In May 2014, the Minister of Industry issued a net benefit approval for PTTEP’s acquisition of control of the Thornbury, Hangingstone and South Leismer oil sands projects from Statoil Canada. PTTEP is a Thai state-owned enterprise for purposes of the Investment Canada Act.
By way of background, in December 2012 the Prime Minister and the Minister of Industry issued new and revised guidance in relation to State-Owned Enterprises. In relation to the oil sands, the relevant policy provides that acquisitions of oil sands businesses by SOEs will only be approved in exceptional circumstances. The PTTEP acquisition is significant because it represents the first test of this policy.

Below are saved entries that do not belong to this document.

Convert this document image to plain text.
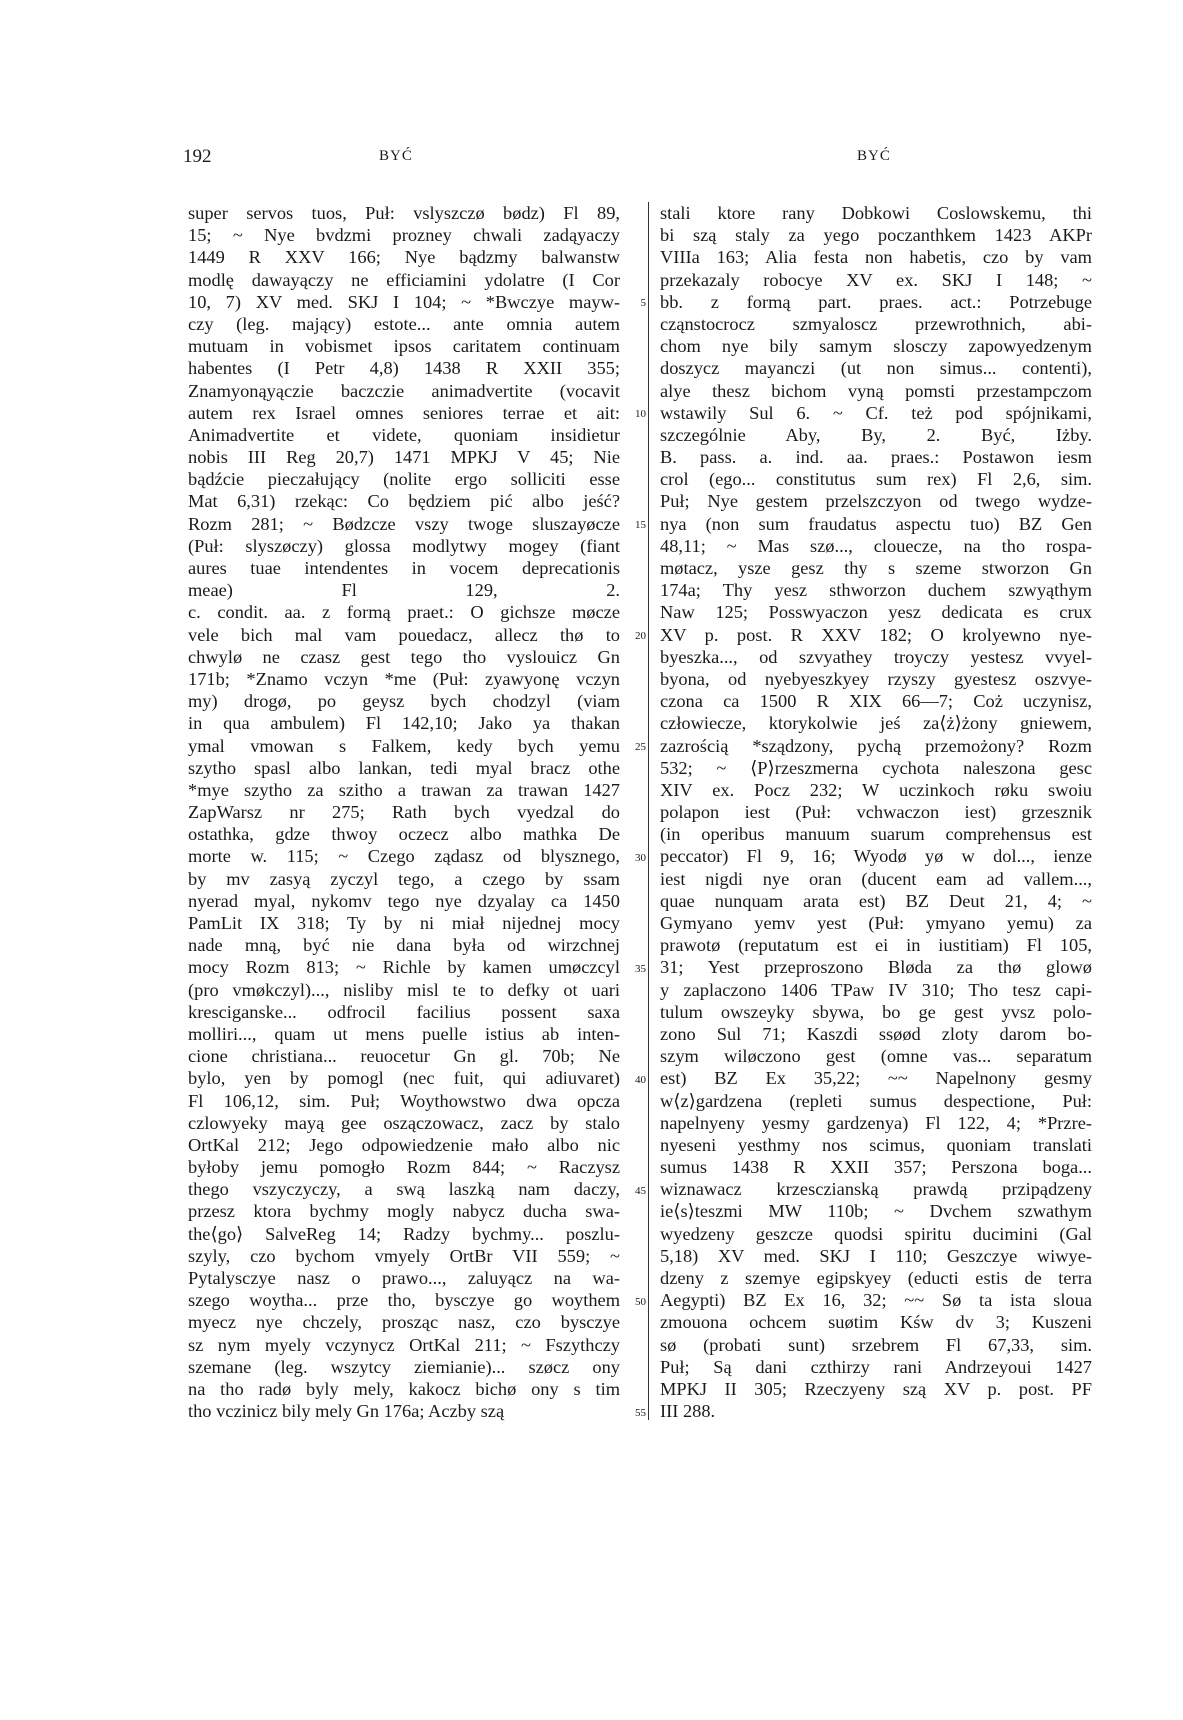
192	BYĆ	BYĆ
super servos tuos, Puł: vslyszczø bødz) Fl 89,
15; ~ Nye bvdzmi prozney chwali zadąyaczy
1449 R XXV 166; Nye bądzmy balwanstw
modlę dawayączy ne efficiamini ydolatre (I Cor
10, 7) XV med. SKJ I 104; ~ *Bwczye mayw-
czy (leg. mający) estote... ante omnia autem
mutuam in vobismet ipsos caritatem continuam
habentes (I Petr 4,8) 1438 R XXII 355;
Znamyonąyączie baczczie animadvertite (vocavit
autem rex Israel omnes seniores terrae et ait:
Animadvertite et videte, quoniam insidietur
nobis III Reg 20,7) 1471 MPKJ V 45; Nie
bądźcie pieczałujący (nolite ergo solliciti esse
Mat 6,31) rzekąc: Co będziem pić albo jeść?
Rozm 281; ~ Bødzcze vszy twoge sluszayøcze
(Puł: slyszøczy) glossa modlytwy mogey (fiant
aures tuae intendentes in vocem deprecationis
meae) Fl 129, 2.
c. condit. aa. z formą praet.: O gichsze møcze
vele bich mal vam pouedacz, allecz thø to
chwylø ne czasz gest tego tho vyslouicz Gn
171b; *Znamo vczyn *me (Puł: zyawyonę vczyn
my) drogø, po geysz bych chodzyl (viam
in qua ambulem) Fl 142,10; Jako ya thakan
ymal vmowan s Falkem, kedy bych yemu
szytho spasl albo lankan, tedi myal bracz othe
*mye szytho za szitho a trawan za trawan 1427
ZapWarsz nr 275; Rath bych vyedzal do
ostathka, gdze thwoy oczecz albo mathka De
morte w. 115; ~ Czego ządasz od blysznego,
by mv zasyą zyczyl tego, a czego by ssam
nyerad myal, nykomv tego nye dzyalay ca 1450
PamLit IX 318; Ty by ni miał nijednej mocy
nade mną, być nie dana była od wirzchnej
mocy Rozm 813; ~ Richle by kamen umøczcyl
(pro vmøkczyl)..., nisliby misl te to defky ot uari
kresciganske... odfrocil facilius possent saxa
molliri..., quam ut mens puelle istius ab inten-
cione christiana... reuocetur Gn gl. 70b; Ne
bylo, yen by pomogl (nec fuit, qui adiuvaret)
Fl 106,12, sim. Puł; Woythowstwo dwa opcza
czlowyeky mayą gee oszączowacz, zacz by stalo
OrtKal 212; Jego odpowiedzenie mało albo nic
byłoby jemu pomogło Rozm 844; ~ Raczysz
thego vszyczyczy, a swą laszką nam daczy,
przesz ktora bychmy mogly nabycz ducha swa-
the⟨go⟩ SalveReg 14; Radzy bychmy... poszlu-
szyly, czo bychom vmyely OrtBr VII 559; ~
Pytalysczye nasz o prawo..., zaluyącz na wa-
szego woytha... prze tho, bysczye go woythem
myecz nye chczely, prosząc nasz, czo bysczye
sz nym myely vczynycz OrtKal 211; ~ Fszythczy
szemane (leg. wszytcy ziemianie)... szøcz ony
na tho radø byly mely, kakocz bichø ony s tim
tho vczinicz bily mely Gn 176a; Aczby szą
5
10
15
20
25
30
35
40
45
50
55
stali ktore rany Dobkowi Coslowskemu, thi
bi szą staly za yego poczanthkem 1423 AKPr
VIIIa 163; Alia festa non habetis, czo by vam
przekazaly robocye XV ex. SKJ I 148; ~
bb. z formą part. praes. act.: Potrzebuge
cząnstocrocz szmyaloscz przewrothnich, abi-
chom nye bily samym slosczy zapowyedzenym
doszycz mayanczi (ut non simus... contenti),
alye thesz bichom vyną pomsti przestampczom
wstawily Sul 6. ~ Cf. też pod spójnikami,
szczególnie Aby, By, 2. Być, Iżby.
B. pass. a. ind. aa. praes.: Postawon iesm
crol (ego... constitutus sum rex) Fl 2,6, sim.
Puł; Nye gestem przelszczyon od twego wydze-
nya (non sum fraudatus aspectu tuo) BZ Gen
48,11; ~ Mas szø..., clouecze, na tho rospa-
møtacz, ysze gesz thy s szeme stworzon Gn
174a; Thy yesz sthworzon duchem szwyąthym
Naw 125; Posswyaczon yesz dedicata es crux
XV p. post. R XXV 182; O krolyewno nye-
byeszka..., od szvyathey troyczy yestesz vvyel-
byona, od nyebyeszkyey rzyszy gyestesz oszvye-
czona ca 1500 R XIX 66—7; Coż uczynisz,
człowiecze, ktorykolwie jeś za⟨ż⟩żony gniewem,
zazrością *sządzony, pychą przemożony? Rozm
532; ~ ⟨P⟩rzeszmerna cychota naleszona gesc
XIV ex. Pocz 232; W uczinkoch røku swoiu
polapon iest (Puł: vchwaczon iest) grzesznik
(in operibus manuum suarum comprehensus est
peccator) Fl 9, 16; Wyodø yø w dol..., ienze
iest nigdi nye oran (ducent eam ad vallem...,
quae nunquam arata est) BZ Deut 21, 4; ~
Gymyano yemv yest (Puł: ymyano yemu) za
prawotø (reputatum est ei in iustitiam) Fl 105,
31; Yest przeproszono Bløda za thø glowø
y zaplaczono 1406 TPaw IV 310; Tho tesz capi-
tulum owszeyky sbywa, bo ge gest yvsz polo-
zono Sul 71; Kaszdi ssøød zloty darom bo-
szym wiløczono gest (omne vas... separatum
est) BZ Ex 35,22; ~~ Napelnony gesmy
w⟨z⟩gardzena (repleti sumus despectione, Puł:
napelnyeny yesmy gardzenya) Fl 122, 4; *Przre-
nyeseni yesthmy nos scimus, quoniam translati
sumus 1438 R XXII 357; Perszona boga...
wiznawacz krzesczianską prawdą przipądzeny
ie⟨s⟩teszmi MW 110b; ~ Dvchem szwathym
wyedzeny geszcze quodsi spiritu ducimini (Gal
5,18) XV med. SKJ I 110; Geszczye wiwye-
dzeny z szemye egipskyey (educti estis de terra
Aegypti) BZ Ex 16, 32; ~~ Sø ta ista sloua
zmouona ochcem suøtim Kśw dv 3; Kuszeni
sø (probati sunt) srzebrem Fl 67,33, sim.
Puł; Są dani czthirzy rani Andrzeyoui 1427
MPKJ II 305; Rzeczyeny szą XV p. post. PF
III 288.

As we previously discussed, the revised SOE guidance was issued the day the Government approved CNOOC’s $19 billion acquisition of Nexen, the largest state-owned takeover in Canadian history. Since that day, there has been extensive debate in media, policy, business and legal circles in relation to the future of state-owned investment in Canada. Meanwhile, in June 2013, the Investment Canada Act itself was amended to include expansive provisions aimed at giving the government greater discretion in relation to reviewing investments by SOEs.
Several commentators have pointed to an apparent decline in state-owned investment in Canada in 2013/2014, and have queried whether the government’s new policies are responsible for the decline. Others have noted that it is very difficult to attribute the decline to any particular policy because the timing of the revised guidance coincided with a more general slowdown in M&A activity in the oil patch.
Approvals for SOEs
Despite the concerns for the government’s guidance, it is important to note that several state-owned acquisitions of control have been approved since the CNOOC / Nexen approval was issued. As counsel for CNOOC in 2012, CQ Energy Canada Partnership in 2013 and PTTEP this year, we at Stikeman Elliott have witnessed first-hand the fact that obtaining approvals for state-owned enterprises under the Investment Canada Act will continue to be achievable in cases where transactions are structured appropriately and with regard to the government’s policies. To that end, clear-sighted, strategic guidance from experienced counsel is required to mitigate regulatory risk and manage the approval process.